I have a square based pyramid with vertices at $O(0,0,0)$ $A(1,0,0)$, $B(1,1,0)$, $C(0,1,0)$, and $D(0,0,1)$.
I need to find the angle between the faces $ABD$ and $BCD$ $(1,0,1)$ and $(0,1,1)$.
When I use the angle formula I get a solution of $\theta =60°$.
However the solution says that it should be $120°$ why is the obtuse angle correct in this case?
Best Answer
Note that it depends upon the orientation you have used for the vectors, indeed
$$60°=180°-120°$$
then your calculation is almost correct but you need to fix orientations according to the convention adopted.

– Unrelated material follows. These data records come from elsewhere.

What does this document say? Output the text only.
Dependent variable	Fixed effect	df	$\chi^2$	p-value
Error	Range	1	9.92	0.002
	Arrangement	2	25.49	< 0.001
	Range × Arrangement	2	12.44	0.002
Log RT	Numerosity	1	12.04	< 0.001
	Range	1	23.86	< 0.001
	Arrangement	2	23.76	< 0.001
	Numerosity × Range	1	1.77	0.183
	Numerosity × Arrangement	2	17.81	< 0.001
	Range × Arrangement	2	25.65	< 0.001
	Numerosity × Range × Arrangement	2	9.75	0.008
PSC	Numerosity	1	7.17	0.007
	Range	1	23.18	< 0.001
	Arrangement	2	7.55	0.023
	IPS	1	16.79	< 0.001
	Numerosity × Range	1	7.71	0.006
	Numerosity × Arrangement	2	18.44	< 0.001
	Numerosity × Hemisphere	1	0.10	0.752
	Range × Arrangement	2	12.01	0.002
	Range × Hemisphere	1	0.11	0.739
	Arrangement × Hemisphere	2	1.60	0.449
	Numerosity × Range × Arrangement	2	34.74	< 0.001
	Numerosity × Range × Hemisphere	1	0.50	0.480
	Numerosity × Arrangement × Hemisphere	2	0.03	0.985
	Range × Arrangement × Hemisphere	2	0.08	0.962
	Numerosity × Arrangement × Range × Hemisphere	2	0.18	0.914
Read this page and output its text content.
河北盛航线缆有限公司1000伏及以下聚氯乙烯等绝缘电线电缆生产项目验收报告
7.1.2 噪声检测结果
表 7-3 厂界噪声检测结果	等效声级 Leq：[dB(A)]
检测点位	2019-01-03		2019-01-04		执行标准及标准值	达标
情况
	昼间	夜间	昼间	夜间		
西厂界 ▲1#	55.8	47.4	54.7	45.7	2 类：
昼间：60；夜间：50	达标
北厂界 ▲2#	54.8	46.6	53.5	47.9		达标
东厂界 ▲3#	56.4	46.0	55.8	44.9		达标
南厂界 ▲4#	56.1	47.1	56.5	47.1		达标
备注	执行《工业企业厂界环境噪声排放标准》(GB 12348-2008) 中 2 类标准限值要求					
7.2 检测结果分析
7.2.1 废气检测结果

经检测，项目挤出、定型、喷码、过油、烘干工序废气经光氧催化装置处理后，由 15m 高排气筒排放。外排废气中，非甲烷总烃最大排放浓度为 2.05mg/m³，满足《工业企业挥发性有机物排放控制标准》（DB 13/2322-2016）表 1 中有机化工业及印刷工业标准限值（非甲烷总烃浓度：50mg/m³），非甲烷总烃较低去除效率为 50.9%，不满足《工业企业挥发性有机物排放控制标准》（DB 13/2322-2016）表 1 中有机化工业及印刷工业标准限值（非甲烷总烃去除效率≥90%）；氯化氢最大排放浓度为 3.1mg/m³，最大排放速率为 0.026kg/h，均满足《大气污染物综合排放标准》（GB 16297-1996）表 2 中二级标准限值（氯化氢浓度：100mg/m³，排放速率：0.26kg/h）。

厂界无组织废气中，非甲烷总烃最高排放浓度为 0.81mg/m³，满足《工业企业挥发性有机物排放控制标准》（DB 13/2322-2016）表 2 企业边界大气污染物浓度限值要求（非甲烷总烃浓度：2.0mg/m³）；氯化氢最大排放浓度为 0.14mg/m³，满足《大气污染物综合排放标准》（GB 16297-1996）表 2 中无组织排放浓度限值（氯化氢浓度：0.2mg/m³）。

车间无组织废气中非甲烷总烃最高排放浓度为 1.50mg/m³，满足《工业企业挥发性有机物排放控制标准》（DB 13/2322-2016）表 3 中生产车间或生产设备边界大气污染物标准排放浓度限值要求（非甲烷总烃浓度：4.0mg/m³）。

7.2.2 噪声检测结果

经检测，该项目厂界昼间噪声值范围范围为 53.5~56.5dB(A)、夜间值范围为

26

If we choose as direction of the normal vectors the outer direction, your calculation is correct, notably we have
normal to face $ADB$: $v=DA\times DB=(1,0,-1)\times(1,1,-1)=(1,0,1)$
normal to face $BCD$: $w=DB\times DC=(1,1,-1)\times(1,1,-1)=(0,1,1)$
then
$$\cos \theta =\frac{v\cdot w}{|v||w|}=\frac{1}{2}\implies \theta=60°$$
As observed by Jyrki Lahtonen, if we consider the dihedral angle between the two half-planes bordered by the shared edge, it can be easily shown that this angle is exactly $180°-60°=120°$.